O especial de Natal do Porta dos Fundos,
exibido na Netflix, está provocando revolta entre os evangélicos, que mobilizam
as redes sociais e organizam um abaixo-assinado para retirar a obra de humor
do catálogo de streaming. Segundo os evangélicos, o filme desrespeita a figura
de Jesus e passagens bíblicas.
Eu sou católica e assisti ao especial.
Dei boas risadas e considerei bem ousado, como é a marca do Porta. Não senti
minha fé ameaçada e nem penso que a figura de Jesus foi atacada ou
desmoralizada. Afinal, é apenas um filme de humor. É ficção, não realidade. No
entanto, aqueles que defendem existir uma tal “cristofobia” no Brasil se utilizam
desse tipo de produção cultural para disseminar suas ideias fundamentalistas.
Para os defensores da “cristofobia”, há
uma caçada aos cristãos em curso, no Brasil e no mundo. Como se a sua tia que
vai à missa toda a tarde fosse atacada por manifestantes que roubam seu terço
ou sua avó por militantes que invadem o culto impedindo o pastor de orar.
Apesar de nunca ter lido uma notícia sequer a respeito de tais fatos, outros
episódios são recorrentes nas páginas dos jornais: os ataques aos terreiros de
umbanda ou de religiões de matriz africana.
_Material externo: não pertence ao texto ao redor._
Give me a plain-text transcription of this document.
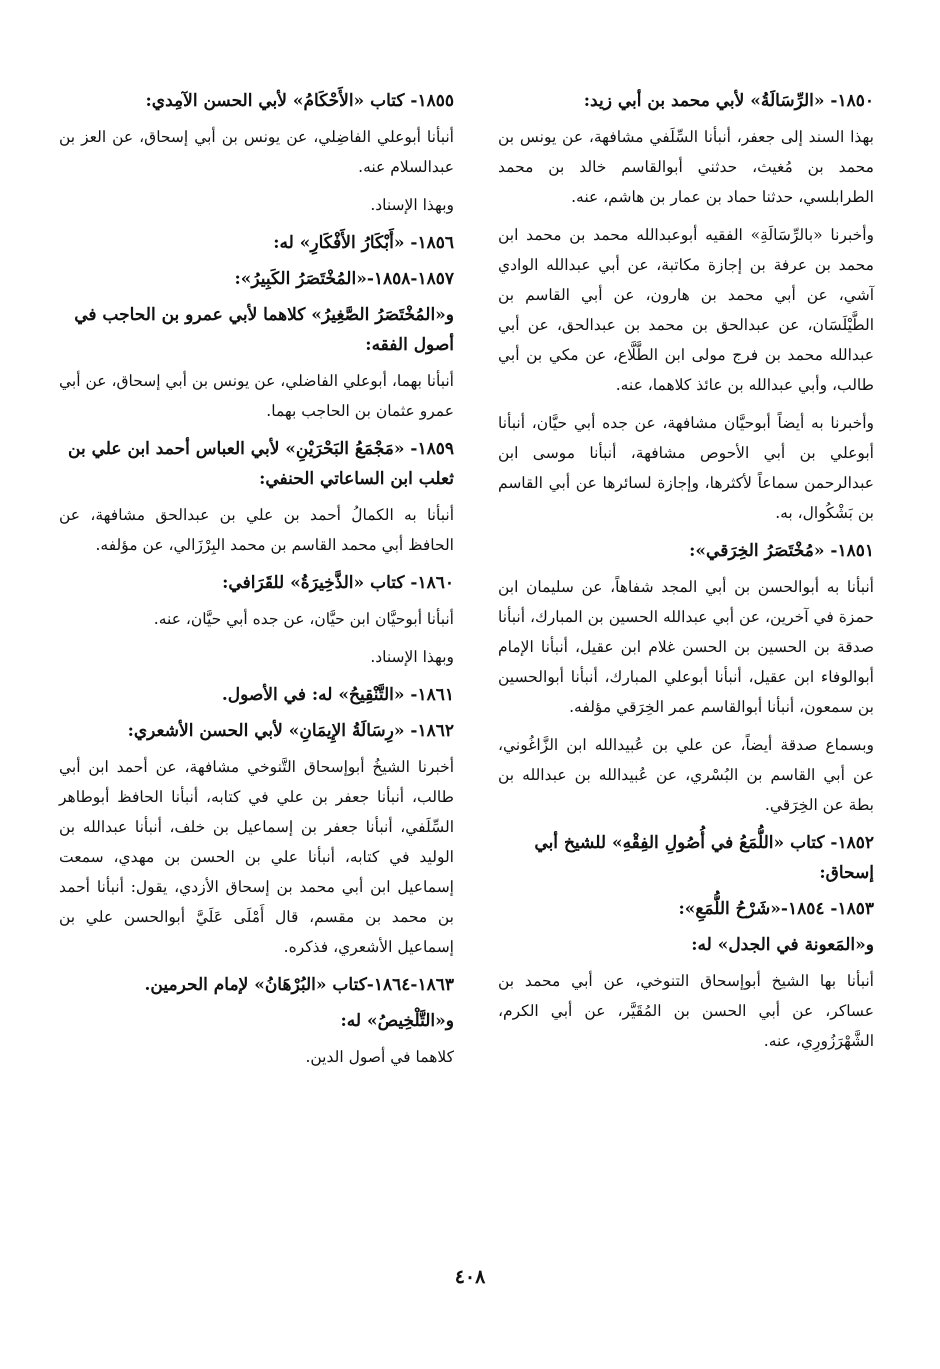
١٨٥٠- «الرِّسَالَةُ» لأبي محمد بن أبي زيد:
بهذا السند إلى جعفر، أنبأنا السِّلَفي مشافهة، عن يونس بن محمد بن مُغيث، حدثني أبوالقاسم خالد بن محمد الطرابلسي، حدثنا حماد بن عمار بن هاشم، عنه.
وأخبرنا «بالرِّسَالَةِ» الفقيه أبوعبدالله محمد بن محمد ابن محمد بن عرفة بن إجازة مكاتبة، عن أبي عبدالله الوادي آشي، عن أبي محمد بن هارون، عن أبي القاسم بن الطَّيْلَسَان، عن عبدالحق بن محمد بن عبدالحق، عن أبي عبدالله محمد بن فرج مولى ابن الطَّلَّاع، عن مكي بن أبي طالب، وأبي عبدالله بن عائذ كلاهما، عنه.
وأخبرنا به أيضاً أبوحيَّان مشافهة، عن جده أبي حيَّان، أنبأنا أبوعلي بن أبي الأحوص مشافهة، أنبأنا موسى ابن عبدالرحمن سماعاً لأكثرها، وإجازة لسائرها عن أبي القاسم بن بَشْكُوال، به.
١٨٥١- «مُخْتَصَرُ الخِرَقي»:
أنبأنا به أبوالحسن بن أبي المجد شفاهاً، عن سليمان ابن حمزة في آخرين، عن أبي عبدالله الحسين بن المبارك، أنبأنا صدقة بن الحسين بن الحسن غلام ابن عقيل، أنبأنا الإمام أبوالوفاء ابن عقيل، أنبأنا أبوعلي المبارك، أنبأنا أبوالحسين بن سمعون، أنبأنا أبوالقاسم عمر الخِرَقي مؤلفه.
وبسماع صدقة أيضاً، عن علي بن عُبيدالله ابن الزَّاغُوني، عن أبي القاسم بن البُسْري، عن عُبيدالله بن عبدالله بن بطة عن الخِرَقي.
١٨٥٢- كتاب «اللُّمَعُ في أُصُولِ الفِقْهِ» للشيخ أبي إسحاق:
١٨٥٣- ١٨٥٤-«شَرْحُ اللُّمَعِ»:
و«المَعونة في الجدل» له:
أنبأنا بها الشيخ أبوإسحاق التنوخي، عن أبي محمد بن عساكر، عن أبي الحسن بن المُقَيَّر، عن أبي الكرم، الشَّهْرَزُورِي، عنه.
١٨٥٥- كتاب «الأَحْكَامُ» لأبي الحسن الآمِدي:
أنبأنا أبوعلي الفاضِلي، عن يونس بن أبي إسحاق، عن العز بن عبدالسلام عنه.
وبهذا الإسناد.
١٨٥٦- «أَبْكَارُ الأَفْكَارِ» له:
١٨٥٧-١٨٥٨-«المُخْتَصَرُ الكَبِيرُ»:
و«المُخْتَصَرُ الصَّغِيرُ» كلاهما لأبي عمرو بن الحاجب في أصول الفقه:
أنبأنا بهما، أبوعلي الفاضلي، عن يونس بن أبي إسحاق، عن أبي عمرو عثمان بن الحاجب بهما.
١٨٥٩- «مَجْمَعُ البَحْرَيْنِ» لأبي العباس أحمد ابن علي بن ثعلب ابن الساعاتي الحنفي:
أنبأنا به الكمالُ أحمد بن علي بن عبدالحق مشافهة، عن الحافظ أبي محمد القاسم بن محمد البِرْزَالي، عن مؤلفه.
١٨٦٠- كتاب «الذَّخِيرَةُ» للقَرَافي:
أنبأنا أبوحيَّان ابن حيَّان، عن جده أبي حيَّان، عنه.
وبهذا الإسناد.
١٨٦١- «التَّنْقِيحُ» له: في الأصول.
١٨٦٢- «رِسَالَةُ الإِيمَانِ» لأبي الحسن الأشعري:
أخبرنا الشيخُ أبوإسحاق التَّنوخي مشافهة، عن أحمد ابن أبي طالب، أنبأنا جعفر بن علي في كتابه، أنبأنا الحافظ أبوطاهر السِّلَفي، أنبأنا جعفر بن إسماعيل بن خلف، أنبأنا عبدالله بن الوليد في كتابه، أنبأنا علي بن الحسن بن مهدي، سمعت إسماعيل ابن أبي محمد بن إسحاق الأزدي، يقول: أنبأنا أحمد بن محمد بن مقسم، قال أَمْلَى عَلَيَّ أبوالحسن علي بن إسماعيل الأشعري، فذكره.
١٨٦٣-١٨٦٤-كتاب «البُرْهَانُ» لإمام الحرمين.
و«التَّلْخِيصُ» له:
كلاهما في أصول الدين.
٤٠٨
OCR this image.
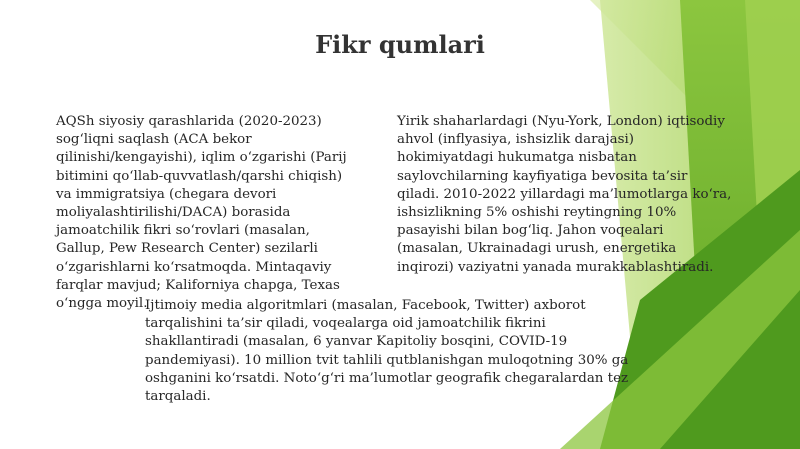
Fikr qumlari
AQSh siyosiy qarashlarida (2020-2023)
sog‘liqni saqlash (ACA bekor
qilinishi/kengayishi), iqlim o‘zgarishi (Parij
bitimini qo‘llab-quvvatlash/qarshi chiqish)
va immigratsiya (chegara devori
moliyalashtirilishi/DACA) borasida
jamoatchilik fikri so‘rovlari (masalan,
Gallup, Pew Research Center) sezilarli
o‘zgarishlarni ko‘rsatmoqda. Mintaqaviy
farqlar mavjud; Kaliforniya chapga, Texas
o‘ngga moyil.
Yirik shaharlardagi (Nyu-York, London) iqtisodiy
ahvol (inflyasiya, ishsizlik darajasi)
hokimiyatdagi hukumatga nisbatan
saylovchilarning kayfiyatiga bevosita ta’sir
qiladi. 2010-2022 yillardagi ma’lumotlarga ko‘ra,
ishsizlikning 5% oshishi reytingning 10%
pasayishi bilan bog‘liq. Jahon voqealari
(masalan, Ukrainadagi urush, energetika
inqirozi) vaziyatni yanada murakkablashtiradi.
Ijtimoiy media algoritmlari (masalan, Facebook, Twitter) axborot
tarqalishini ta’sir qiladi, voqealarga oid jamoatchilik fikrini
shakllantiradi (masalan, 6 yanvar Kapitoliy bosqini, COVID-19
pandemiyasi). 10 million tvit tahlili qutblanishgan muloqotning 30% ga
oshganini ko‘rsatdi. Noto‘g‘ri ma’lumotlar geografik chegaralardan tez
tarqaladi.
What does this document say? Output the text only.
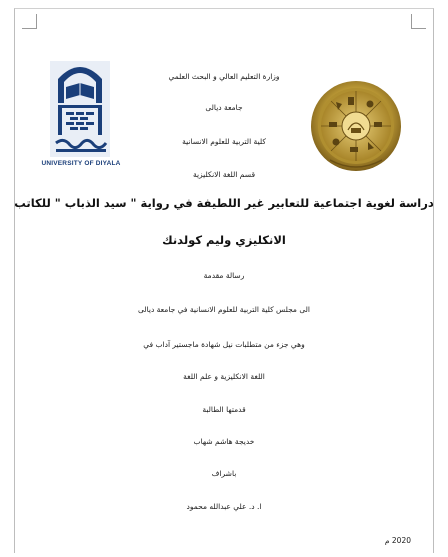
UNIVERSITY OF DIYALA
وزارة التعليم العالي و البحث العلمي
جامعة ديالى
كلية التربية للعلوم الانسانية
قسم اللغة الانكليزية
دراسة لغوية اجتماعية للتعابير غير اللطيفة في رواية " سيد الذباب " للكاتب
الانكليزي وليم كولدنك
رسالة مقدمة
الى مجلس كلية التربية للعلوم الانسانية في جامعة ديالى
وهي جزء من متطلبات نيل شهادة ماجستير آداب في
اللغة الانكليزية و علم اللغة
قدمتها الطالبة
خديجة هاشم شهاب
باشراف
ا. د. علي عبدالله محمود
2020 م
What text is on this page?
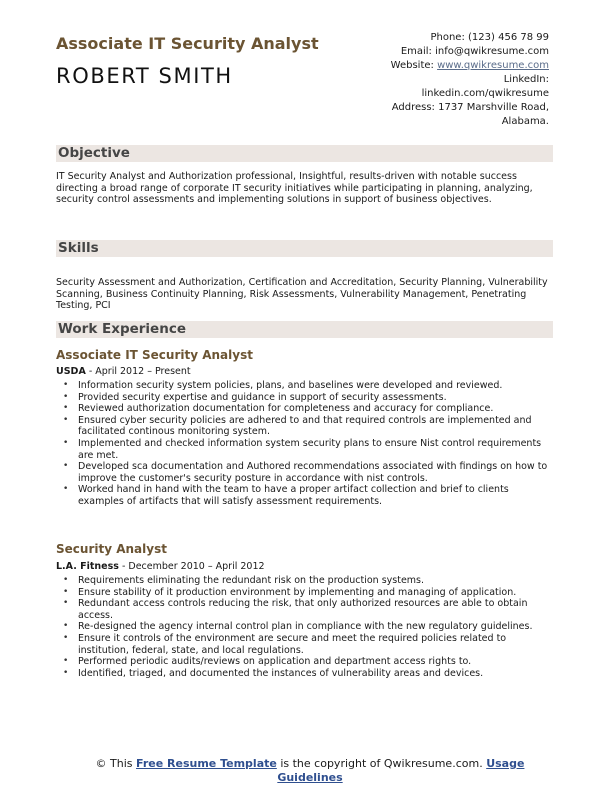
Associate IT Security Analyst
ROBERT SMITH
Phone: (123) 456 78 99
Email: info@qwikresume.com
Website: www.qwikresume.com
LinkedIn:
linkedin.com/qwikresume
Address: 1737 Marshville Road,
Alabama.
Objective
IT Security Analyst and Authorization professional, Insightful, results-driven with notable success directing a broad range of corporate IT security initiatives while participating in planning, analyzing, security control assessments and implementing solutions in support of business objectives.
Skills
Security Assessment and Authorization, Certification and Accreditation, Security Planning, Vulnerability Scanning, Business Continuity Planning, Risk Assessments, Vulnerability Management, Penetrating Testing, PCI
Work Experience
Associate IT Security Analyst
USDA - April 2012 – Present
• Information security system policies, plans, and baselines were developed and reviewed.
• Provided security expertise and guidance in support of security assessments.
• Reviewed authorization documentation for completeness and accuracy for compliance.
• Ensured cyber security policies are adhered to and that required controls are implemented and facilitated continous monitoring system.
• Implemented and checked information system security plans to ensure Nist control requirements are met.
• Developed sca documentation and Authored recommendations associated with findings on how to improve the customer's security posture in accordance with nist controls.
• Worked hand in hand with the team to have a proper artifact collection and brief to clients examples of artifacts that will satisfy assessment requirements.
Security Analyst
L.A. Fitness - December 2010 – April 2012
• Requirements eliminating the redundant risk on the production systems.
• Ensure stability of it production environment by implementing and managing of application.
• Redundant access controls reducing the risk, that only authorized resources are able to obtain access.
• Re-designed the agency internal control plan in compliance with the new regulatory guidelines.
• Ensure it controls of the environment are secure and meet the required policies related to institution, federal, state, and local regulations.
• Performed periodic audits/reviews on application and department access rights to.
• Identified, triaged, and documented the instances of vulnerability areas and devices.
© This Free Resume Template is the copyright of Qwikresume.com. Usage Guidelines
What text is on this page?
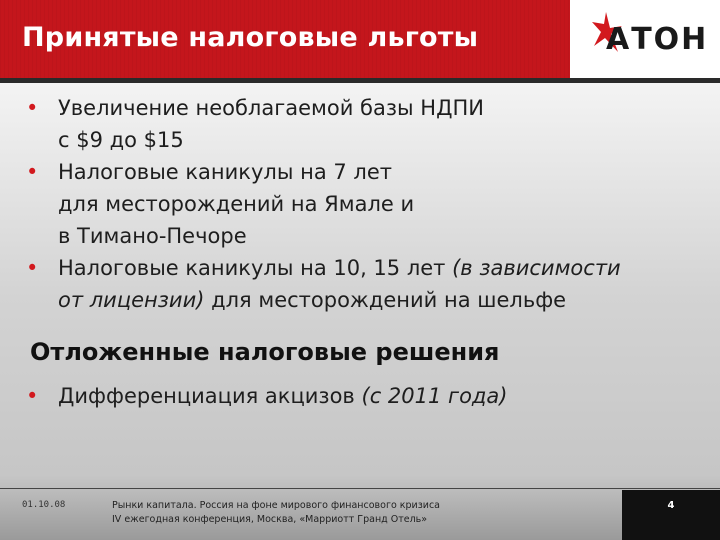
Принятые налоговые льготы	АТОН
• Увеличение необлагаемой базы НДПИ
с $9 до $15
• Налоговые каникулы на 7 лет
для месторождений на Ямале и
в Тимано-Печоре
• Налоговые каникулы на 10, 15 лет (в зависимости
от лицензии) для месторождений на шельфе
Отложенные налоговые решения
• Дифференциация акцизов (с 2011 года)
01.10.08	Рынки капитала. Россия на фоне мирового финансового кризиса
IV ежегодная конференция, Москва, «Марриотт Гранд Отель»
4
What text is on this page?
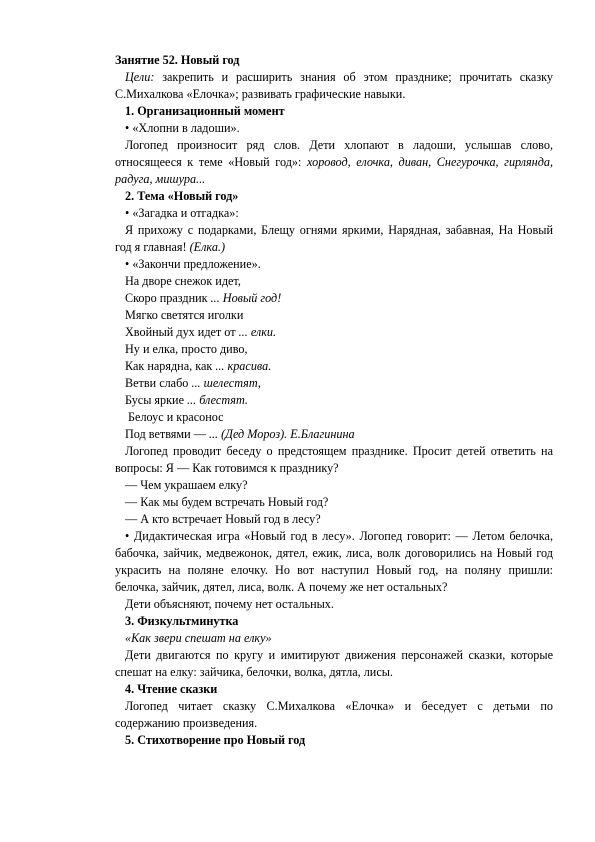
Занятие 52. Новый год

Цели: закрепить и расширить знания об этом празднике; прочитать сказку С.Михалкова «Елочка»; развивать графические навыки.

1. Организационный момент

• «Хлопни в ладоши».

Логопед произносит ряд слов. Дети хлопают в ладоши, услышав слово, относящееся к теме «Новый год»: хоровод, елочка, диван, Снегурочка, гирлянда, радуга, мишура...

2. Тема «Новый год»

• «Загадка и отгадка»:

Я прихожу с подарками, Блещу огнями яркими, Нарядная, забавная, На Новый год я главная! (Елка.)

• «Закончи предложение».

На дворе снежок идет,

Скоро праздник ... Новый год!

Мягко светятся иголки

Хвойный дух идет от ... елки.

Ну и елка, просто диво,

Как нарядна, как ... красива.

Ветви слабо ... шелестят,

Бусы яркие ... блестят.

Белоус и красонос

Под ветвями — ... (Дед Мороз). Е.Благинина

Логопед проводит беседу о предстоящем празднике. Просит детей ответить на вопросы: Я — Как готовимся к празднику?

— Чем украшаем елку?

— Как мы будем встречать Новый год?

— А кто встречает Новый год в лесу?

• Дидактическая игра «Новый год в лесу». Логопед говорит: — Летом белочка, бабочка, зайчик, медвежонок, дятел, ежик, лиса, волк договорились на Новый год украсить на поляне елочку. Но вот наступил Новый год, на поляну пришли: белочка, зайчик, дятел, лиса, волк. А почему же нет остальных?

Дети объясняют, почему нет остальных.

3. Физкультминутка

«Как звери спешат на елку»

Дети двигаются по кругу и имитируют движения персонажей сказки, которые спешат на елку: зайчика, белочки, волка, дятла, лисы.

4. Чтение сказки

Логопед читает сказку С.Михалкова «Елочка» и беседует с детьми по содержанию произведения.

5. Стихотворение про Новый год
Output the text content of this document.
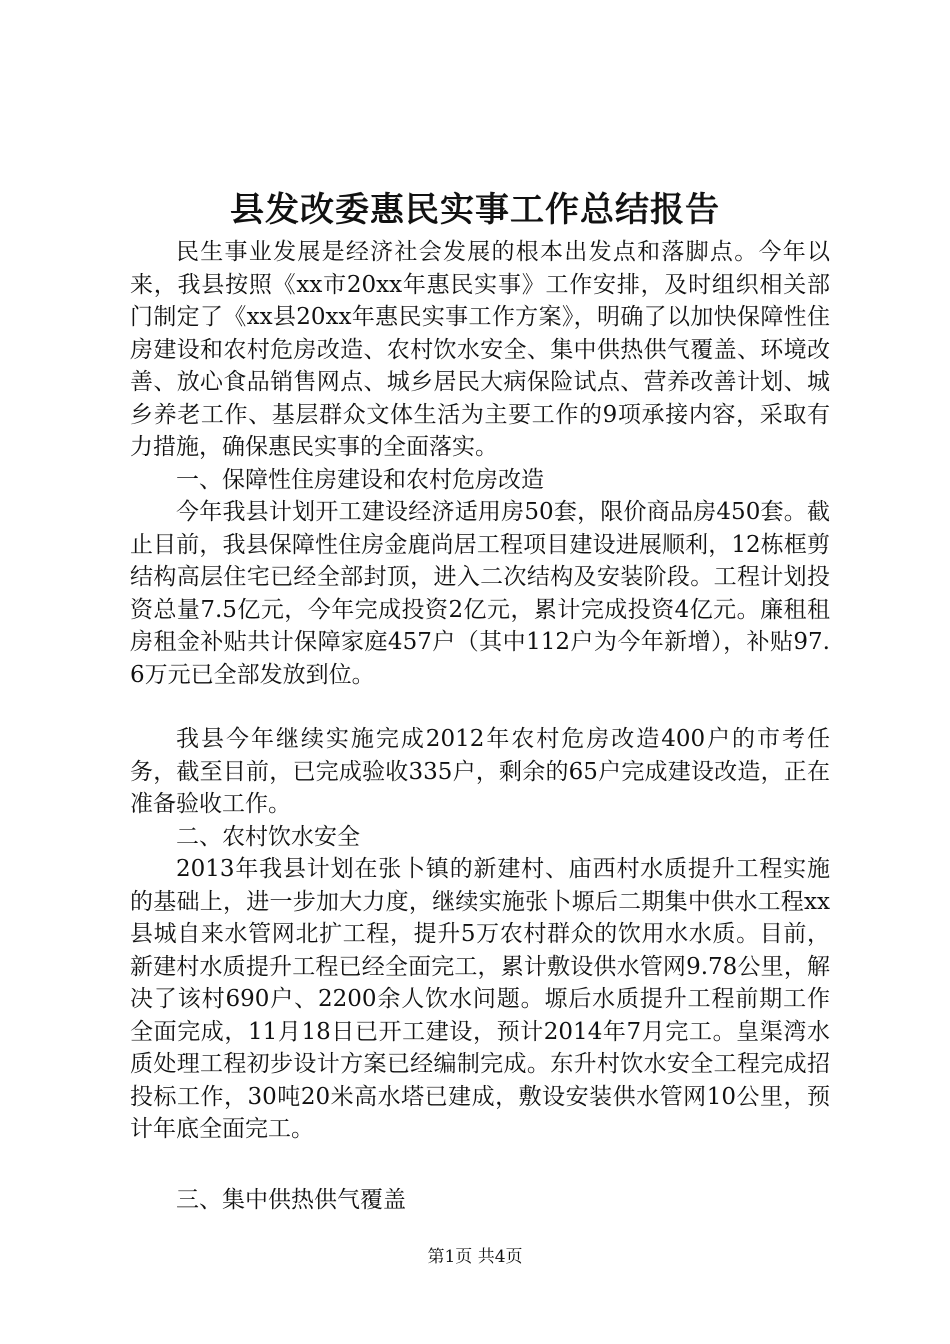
县发改委惠民实事工作总结报告

民生事业发展是经济社会发展的根本出发点和落脚点。今年以来，我县按照《xx市20xx年惠民实事》工作安排，及时组织相关部门制定了《xx县20xx年惠民实事工作方案》，明确了以加快保障性住房建设和农村危房改造、农村饮水安全、集中供热供气覆盖、环境改善、放心食品销售网点、城乡居民大病保险试点、营养改善计划、城乡养老工作、基层群众文体生活为主要工作的9项承接内容，采取有力措施，确保惠民实事的全面落实。

一、保障性住房建设和农村危房改造

今年我县计划开工建设经济适用房50套，限价商品房450套。截止目前，我县保障性住房金鹿尚居工程项目建设进展顺利，12栋框剪结构高层住宅已经全部封顶，进入二次结构及安装阶段。工程计划投资总量7.5亿元，今年完成投资2亿元，累计完成投资4亿元。廉租租房租金补贴共计保障家庭457户（其中112户为今年新增），补贴97.6万元已全部发放到位。

我县今年继续实施完成2012年农村危房改造400户的市考任务，截至目前，已完成验收335户，剩余的65户完成建设改造，正在准备验收工作。

二、农村饮水安全

2013年我县计划在张卜镇的新建村、庙西村水质提升工程实施的基础上，进一步加大力度，继续实施张卜塬后二期集中供水工程xx县城自来水管网北扩工程，提升5万农村群众的饮用水水质。目前，新建村水质提升工程已经全面完工，累计敷设供水管网9.78公里，解决了该村690户、2200余人饮水问题。塬后水质提升工程前期工作全面完成，11月18日已开工建设，预计2014年7月完工。皇渠湾水质处理工程初步设计方案已经编制完成。东升村饮水安全工程完成招投标工作，30吨20米高水塔已建成，敷设安装供水管网10公里，预计年底全面完工。

三、集中供热供气覆盖

第1页 共4页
Segundo dados oficiais, entre 2011
e 2017, as denúncias de discriminação por motivo religioso no Brasil cresceram,
sendo que 60% dos casos referem-se a religiões de matriz africana. Terreiros
são invadidos, profanados e queimados. Seus adeptos são perseguidos. Isso sim é
perseguição e intolerância. Por outro lado, episódios como o “chute na santa”,
protagonizado pelo bispo Sérgio Von Helder, da Igreja Universal do Reino de
Deus, em 1995, transmitido pela TV durante um culto, é um exemplo de agressão à
fé cristã e desrespeito aos símbolos religiosos. Qual a diferença entre chutar
uma imagem e retratar Jesus como gay ou alcoólatra? O contexto. No caso do
filme, novamente, é uma obra de ficção, é humor, não é a realidade. Bem
diferente de um pastor incitar a violência a outra religião durante um culto.
A arte existe para transgredir e fazer
pensar. Inclusive sobre dogmas e tradições. Em 2017, a exposição “Queermuseu – cartografias da diferença na arte
brasileira”, do Santander Cultural, foi cancelada devido a críticas de
movimentos religiosos. Trazendo obras que se utilizavam de figuras religiosas,
inclusive Cristo, podemos até questionar o valor estético das mesmas e considerá-las
de mau gosto. E não frequentar tal exposição. O mesmo acontece no caso do filme
do Porta dos Fundos- se você considera ofensivo e ruim, não assista. Mas
proibir, censurar, abre portas para algo muito perigoso- o fundamentalismo
religioso.
Excelente reflexão.
ResponderExcluirEu ainda gostaria de refletir sobre quem são, ou melhor, qual o perfil dessas pessoas que acham um desrespeito à religiosidade o filme do Porta e que não veem da mesma forma o ataque aos símbolos religiosos ou às crenças africanas.